Audio rights are part of the subsidiary rights negotiated in every contract. In some cases we negotiate the author to retain audio rights, in other cases the publisher wants them to be included in the total deal. Each case is different. There are a number of great audio publishers who license the audio rights from the original publisher.
How Does it Work?
For example, let’s say your book My Soul Can’t Handle the Truth is contracted by Big Kahuna Publishing for a $25,000 advance. As part of the deal the publisher negotiates the rights to publish the book and in the subsidiary rights section controls audio, film, and foreign rights.
Because the publisher controls the audio rights they can create their own audio edition. They can hire the voice talent, the studio, and production themselves. Or they can license those rights to a third party. Along comes Big Audie Recording Company (BARC) who wants to license the audio. They pay an advance to Big Kahuna Publishing of $1,500. Then BARC pays for all the costs of creating and producing and selling the audio. Every copy sold earns a royalty that once the advance is earned out money is paid to Big Kahuna.
Big Kahuna takes the $1,500 and keeps $750. The other $750 is placed into your author royalty account to help offset the advance they paid you.
It is very rare for the author to have any say in who the voice talent will be to record the audio. There have been a couple isolated cases where the publisher asked the author to help select the voice.
I’ve also had a few clients who have on-air talent and we negotiated to have them do the audio recording. This is rare, and usually has to be the publisher’s option since not everyone is as talented on-air as they claim, so the publisher can be a little reluctant.
I heard of a situation where an author insisted on using their own hand-picked actor to do the audio edition. Unfortunately the actor had no experience doing audio recordings. The actor was not a good “sight reader” since he was trained to memorize short lines for scenes, which is a completely different skill set. It took a month to edit the final audio because of all the mistakes in the recording. Over 3,000 edits. Obviously creating a professional audio is not as easy as it sounds!
Back in my Bethany House days, on multiple occasions, I accompanied an author to a recording studio to oversee their audio recording. The author was to be the voice talent for their own book. It was grueling for them to be “on-stage” for so many hours at a time and keep the recording at a top level. One time, around 2:30pm the first day the sound engineer turned to me and said “Let’s call it a day.” The author’s voice had begun to change as the strain increased. The author could not hear it until we played back two sections for comparison. The difference sounded like two different people talking.
By the way, a good reader can record a little more than 9,000 words per hour. A 90,000 word book would take three hard working days to record and another few days to properly produce. This is not an inexpensive process. It can cost $200-$500 per finished hour of recording. (Your mileage may vary.)
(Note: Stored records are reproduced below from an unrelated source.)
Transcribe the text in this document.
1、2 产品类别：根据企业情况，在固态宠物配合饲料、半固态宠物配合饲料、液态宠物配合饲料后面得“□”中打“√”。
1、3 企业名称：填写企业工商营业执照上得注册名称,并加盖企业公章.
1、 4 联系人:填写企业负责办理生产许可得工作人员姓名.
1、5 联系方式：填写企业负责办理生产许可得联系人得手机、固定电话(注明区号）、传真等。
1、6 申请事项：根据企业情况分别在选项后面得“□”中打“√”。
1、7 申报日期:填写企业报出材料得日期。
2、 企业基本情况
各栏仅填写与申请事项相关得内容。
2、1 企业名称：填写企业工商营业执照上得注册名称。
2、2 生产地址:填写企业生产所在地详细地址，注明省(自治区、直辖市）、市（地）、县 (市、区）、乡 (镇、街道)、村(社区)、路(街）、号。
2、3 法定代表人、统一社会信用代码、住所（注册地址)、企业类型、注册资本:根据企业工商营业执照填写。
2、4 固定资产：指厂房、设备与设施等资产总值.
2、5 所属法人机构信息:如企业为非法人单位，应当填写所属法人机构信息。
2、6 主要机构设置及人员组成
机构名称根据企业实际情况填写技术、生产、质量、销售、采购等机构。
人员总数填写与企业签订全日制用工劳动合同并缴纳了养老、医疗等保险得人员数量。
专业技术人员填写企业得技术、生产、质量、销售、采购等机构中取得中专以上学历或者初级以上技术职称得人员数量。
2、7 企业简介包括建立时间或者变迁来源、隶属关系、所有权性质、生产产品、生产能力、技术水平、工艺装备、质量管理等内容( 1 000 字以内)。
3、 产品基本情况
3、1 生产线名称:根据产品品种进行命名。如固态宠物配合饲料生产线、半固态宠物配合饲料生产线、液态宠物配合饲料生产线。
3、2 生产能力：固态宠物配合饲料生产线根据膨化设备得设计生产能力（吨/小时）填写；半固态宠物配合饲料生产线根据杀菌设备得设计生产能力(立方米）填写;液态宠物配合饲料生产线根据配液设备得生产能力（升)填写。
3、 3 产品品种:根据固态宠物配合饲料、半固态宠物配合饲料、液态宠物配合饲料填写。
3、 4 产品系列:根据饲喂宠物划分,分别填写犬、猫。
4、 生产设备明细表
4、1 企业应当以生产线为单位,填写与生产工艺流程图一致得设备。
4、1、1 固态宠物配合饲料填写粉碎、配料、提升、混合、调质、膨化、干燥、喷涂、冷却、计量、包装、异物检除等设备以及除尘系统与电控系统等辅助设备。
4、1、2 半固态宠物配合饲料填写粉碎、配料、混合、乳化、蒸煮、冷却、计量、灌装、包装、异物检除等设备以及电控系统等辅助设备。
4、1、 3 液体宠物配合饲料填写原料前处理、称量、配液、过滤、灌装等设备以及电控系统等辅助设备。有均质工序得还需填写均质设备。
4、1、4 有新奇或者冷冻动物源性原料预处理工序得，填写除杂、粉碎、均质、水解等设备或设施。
The trouble for the author comes when no one wants to license the audio and the publisher doesn’t want to spend the money and time to create it themselves. But the audio rights were made part of the original contract. The audio languishes in Neverland. Now the author is frustrated because they have a reader who prefers audio, but no one wants to do it (meaning, pay for it). Then begins the struggle to get those rights back after they have been granted. Some publishers are agreeable to revert those rights after a period of time. Others remain reluctant.
If You Retain Audio Rights
If you keep the audio rights your agent can license them for you. We’ve done it a number of times. Or you can self-publish.
Amazon created the ACX (Audio Creation Exchange) to help Indie authors and small publishers create audio editions. It is a fine program worth investigation. Amazon owns Audible.com and is the largest online sales vehicle, which makes integration with ACX a snap. Jane Friedman wrote about alternatives to Amazon on her informative blog: https://janefriedman.com/acx-alternative-2/
One of our clients was a voice talent for years. You can find Kim de Blecourt’s “audition” over at Voices.com, a site for voice talent. ACX’s site has over 52,000 audio samples to choose from.
If any of you have had experience self-producing audio, let us know your story. And how easy or hard was it to sell the audio version once it was available?